Bagley is an area of Shrewsbury, county town of Shropshire. It is part urban, part rural and extends out from the town centre in a northwest direction. Though not clearly defined, it is often regarded as including Coton Hill, Greenfields and Gravelhill. The Shropshire Agricultural Showground is located between Coton Hill and Gravelhill.

Bagley is a Shropshire Council electoral division, which until 2009 included Coton Hill and the town centre of Shrewsbury. It now covers a smaller area, though includes the northern half of the Mount Pleasant housing estate. The same area covered by the electoral division also forms the town council ward of Bagley.

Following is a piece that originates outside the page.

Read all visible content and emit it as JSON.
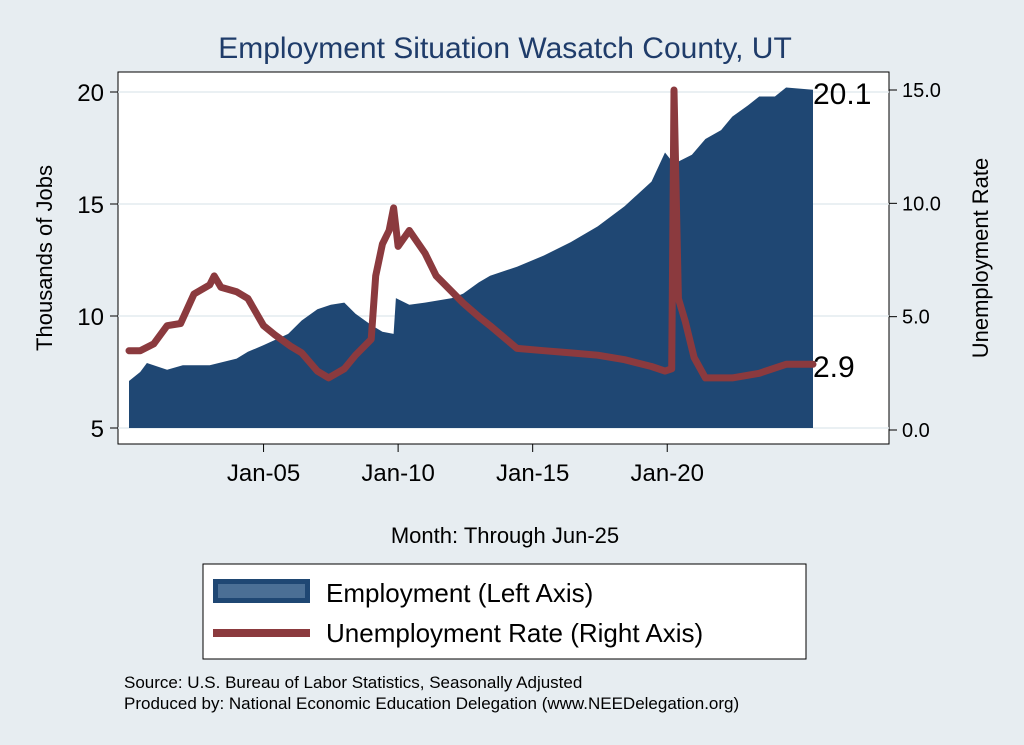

It is named after the Bagley Brook which flows through the area and into the River Severn at Chester Street. Parts of the area are prone to flooding. On a small estate in the area named Herongate the positioning of the old river can be seen.

As of 2009 a new housing development ("Ellesmere Grange") is taking place on former railway land off Ellesmere Road. In future further housing development is expected to take place in the Bagley area, on both brownfield and greenfield land.